Friday, October 20, 2006

 

Nieman commentator wonders where "giraffes" are in Tribune-LATimes controversy


ORIGINAL URL:
http://www.niemanwatchdog.org/blog/?p=27

ORIGINAL HEADLINE:
Gilbert Cranberg: Timidity at Work

Posted at 10:56 am, October 19th, 2006

When Jay Harris quit in 2001 as publisher of the San Jose Mercury News rather than make cuts he believed would harm the paper, he was invited to speak to the annual meeting of the American Society of Newspaper Editors, where he received an enthusiastic standing ovation. When the LA Times publisher and editor recently balked at cuts for the same reason, ASNE was silent. Nor have the Society of Professional Journalists, Associated Press Managing Editors or National Conference of Editorial Writers been heard from.

The Times publisher, Jeffrey Johnson, is now the former publisher, having been ousted. It isn't clear what the future holds for Dean Baquet, the editor. Evidently, Tribune company executives and other like-minded corporate cost-cutters can proceed without fretting about reaction from the organized journalism community.

Why the timidity?

David Zeeck, editor of the Tacoma News Tribune and president of ASNE, told me that the organization's leadership opted unanimously to stay on the sidelines because "we see our mission generally as supporting issues, not individuals" and that "picking sides at this point isn.t something ASNE should do."

SPJ President Christine Tatum, an editor at the Denver Post, said her organization considers it best "not to engage in .personnel and labor matters...The bottom line: We haven't issued any formal statements concerning the Trib/LAT affair because it hasn't been easy to know where the dividing line is between newsroom disagreements/blow-ups and over-the-top cost-cutting."

APME will be a platform for Baquet when he speaks to its annual meeting Oct. 26 in New Orleans.
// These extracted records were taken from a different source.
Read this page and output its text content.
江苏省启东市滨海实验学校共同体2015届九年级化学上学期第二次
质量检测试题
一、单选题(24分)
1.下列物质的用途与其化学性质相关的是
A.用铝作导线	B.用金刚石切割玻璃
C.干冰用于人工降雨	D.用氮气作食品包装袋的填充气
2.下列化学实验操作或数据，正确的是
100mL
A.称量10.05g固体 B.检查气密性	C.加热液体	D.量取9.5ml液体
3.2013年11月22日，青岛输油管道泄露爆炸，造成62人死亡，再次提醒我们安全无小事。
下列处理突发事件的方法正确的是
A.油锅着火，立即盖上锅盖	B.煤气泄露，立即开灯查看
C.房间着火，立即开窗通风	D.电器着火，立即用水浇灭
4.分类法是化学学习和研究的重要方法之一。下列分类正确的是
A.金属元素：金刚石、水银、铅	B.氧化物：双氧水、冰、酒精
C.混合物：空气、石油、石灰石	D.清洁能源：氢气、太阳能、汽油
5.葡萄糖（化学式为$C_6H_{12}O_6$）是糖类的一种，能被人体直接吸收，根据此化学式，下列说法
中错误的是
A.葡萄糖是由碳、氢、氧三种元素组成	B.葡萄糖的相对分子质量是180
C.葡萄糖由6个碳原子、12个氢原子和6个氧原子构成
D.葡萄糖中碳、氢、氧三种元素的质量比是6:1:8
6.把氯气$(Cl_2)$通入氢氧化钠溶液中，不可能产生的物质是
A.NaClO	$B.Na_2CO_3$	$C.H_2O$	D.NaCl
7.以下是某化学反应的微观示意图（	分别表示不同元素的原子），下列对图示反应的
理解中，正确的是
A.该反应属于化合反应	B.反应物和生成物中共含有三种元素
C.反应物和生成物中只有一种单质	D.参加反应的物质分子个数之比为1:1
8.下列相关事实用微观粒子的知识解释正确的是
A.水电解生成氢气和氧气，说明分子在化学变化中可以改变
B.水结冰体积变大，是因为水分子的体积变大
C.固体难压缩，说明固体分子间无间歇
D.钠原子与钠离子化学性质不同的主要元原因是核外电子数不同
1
He had been invited earlier. Baquet is expected to speak about the situation at the Times although APME won't. As for NCEW, the organization of opinion writers seldom ventures an opinion.

While it and the others are holding their respective tongues, LA Times staffers by the hundreds have expressed their backing for Johnson and Baquet in petitions.

It took spine for Johnson and Baquet to confront their superiors, and courage in its own way for eye-strained wretches who may be living paycheck-to-paycheck to go on record to support them. Organizations, by contrast, face no peril. Certainly, it would be inappropriate for journalism groups to meddle in the business affairs of news organizations. The productivity of staffers, for instance, is so variable it would be presumptuous and irresponsible for ASNE or any other group to stick its collective nose into a personnel thicket. But courage in journalism, like hard-core pornography, is something you know when you see it. It ought to be possible for editors to fashion a collective salute to the fortitude of publishers and editors, when they deserve it, without taking sides on the pros and cons of particulars.

Journalism groups aren't bashful about speaking up when important journalism issues are at stake. Needed now is a redefinition of journalism issues so that they encompass not just what happens in courtrooms but in boardrooms. The threats to access to the information the public must have in a democracy often come nowadays from the elevation of profits over staffing, newshole and the other measures of quality.

When publishers and editors stand up for readers and staff, they ought to be celebrated, not ignored.